C'était en 1995, et la décharge pop et électrique de I Should Coco allait marquer l'année, donnant un coup de fouet à une britpop qui risquait de s’enliser dans la rivalité entre Oasis et Blur, et plaçant la Grande Bretagne à nouveau au centre de la planète Rock. La suite de l'histoire de Supergrass n'allait pas toujours rester au même niveau, mais le groupe aura su garder jusqu'au bout une belle intégrité et une vraie fougue, une sorte de simplicité pop revigorante.
Lancé depuis 2010 dans une carrière solo qui attire, à tort, moins l'attention de ce côté du Channel, Gaz Coombes sort Turn The Car Around, son (déjà) quatrième album, qui, dans un genre bien différent de celui de Supergrass, pourrait bien être son meilleur (même s’il est possible de trouver World’s Strongest Man plus immédiatement accrocheur…). Un album qui devrait, s'il y avait une justice, confirmer sa place parmi les gens qui comptent vraiment dans la musique en 2023.

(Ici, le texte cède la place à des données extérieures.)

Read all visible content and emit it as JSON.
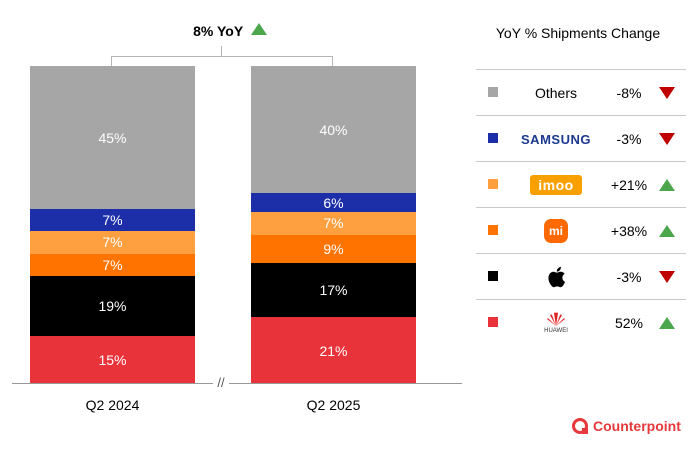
{
  "chart_data": {
    "type": "bar",
    "stacked": true,
    "normalized_percent": true,
    "categories": [
      "Q2 2024",
      "Q2 2025"
    ],
    "series": [
      {
        "name": "Huawei",
        "values": [
          15,
          21
        ],
        "labels": [
          "15%",
          "21%"
        ],
        "color": "#e8333a"
      },
      {
        "name": "Apple",
        "values": [
          19,
          17
        ],
        "labels": [
          "19%",
          "17%"
        ],
        "color": "#000000"
      },
      {
        "name": "Xiaomi",
        "values": [
          7,
          9
        ],
        "labels": [
          "7%",
          "9%"
        ],
        "color": "#ff7300"
      },
      {
        "name": "imoo",
        "values": [
          7,
          7
        ],
        "labels": [
          "7%",
          "7%"
        ],
        "color": "#ffa040"
      },
      {
        "name": "Samsung",
        "values": [
          7,
          6
        ],
        "labels": [
          "7%",
          "6%"
        ],
        "color": "#1c2fa8"
      },
      {
        "name": "Others",
        "values": [
          45,
          40
        ],
        "labels": [
          "45%",
          "40%"
        ],
        "color": "#a6a6a6"
      }
    ],
    "ylim": [
      0,
      100
    ],
    "grid": false,
    "annotation": "8% YoY",
    "annotation_direction": "up",
    "legend_title": "YoY % Shipments Change",
    "legend": [
      {
        "brand": "Others",
        "display": "Others",
        "change": "-8%",
        "direction": "down"
      },
      {
        "brand": "Samsung",
        "display": "SAMSUNG",
        "change": "-3%",
        "direction": "down"
      },
      {
        "brand": "imoo",
        "display": "imoo",
        "change": "+21%",
        "direction": "up"
      },
      {
        "brand": "Xiaomi",
        "display": "mi",
        "change": "+38%",
        "direction": "up"
      },
      {
        "brand": "Apple",
        "display": "apple-logo",
        "change": "-3%",
        "direction": "down"
      },
      {
        "brand": "Huawei",
        "display": "HUAWEI",
        "change": "52%",
        "direction": "up"
      }
    ]
  },
  "footer": {
    "brand": "Counterpoint"
  },
  "colors": {
    "up": "#4ca64c",
    "down": "#c00000",
    "brand": "#e5393c"
  }
}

Sans surprise réelle, la trajectoire solo de Gaz marque une véritable maturité – il est déjà du mauvais côté de la quarantaine, après tout – qui le conduit à complexifier, à enrichir sa démarche musicale : il y a dans Turn The Car Around peu de morceaux qui évoquent directement la pop insouciante de Supergrass, même si le glam rock de Long Live the Strange réjouira les amateurs de chansons « immédiates ». Ce qui frappe par contre ici, c’est l’ambition de la construction des chansons, et de leur orchestration : on est plus du côté des grands disques d’un Bowie ou, pour citer un exemple plus contemporain, du travail d’un Radiohead (eux aussi originaires d’Oxford…) lorsqu’ils délaissent l’expérimentation pour parler plus franchement au cœur de leurs auditeurs : c’est dire le niveau où nous plaçons ce Turn The Car Around, d’ores et déjà l’un des grands disques de 2023.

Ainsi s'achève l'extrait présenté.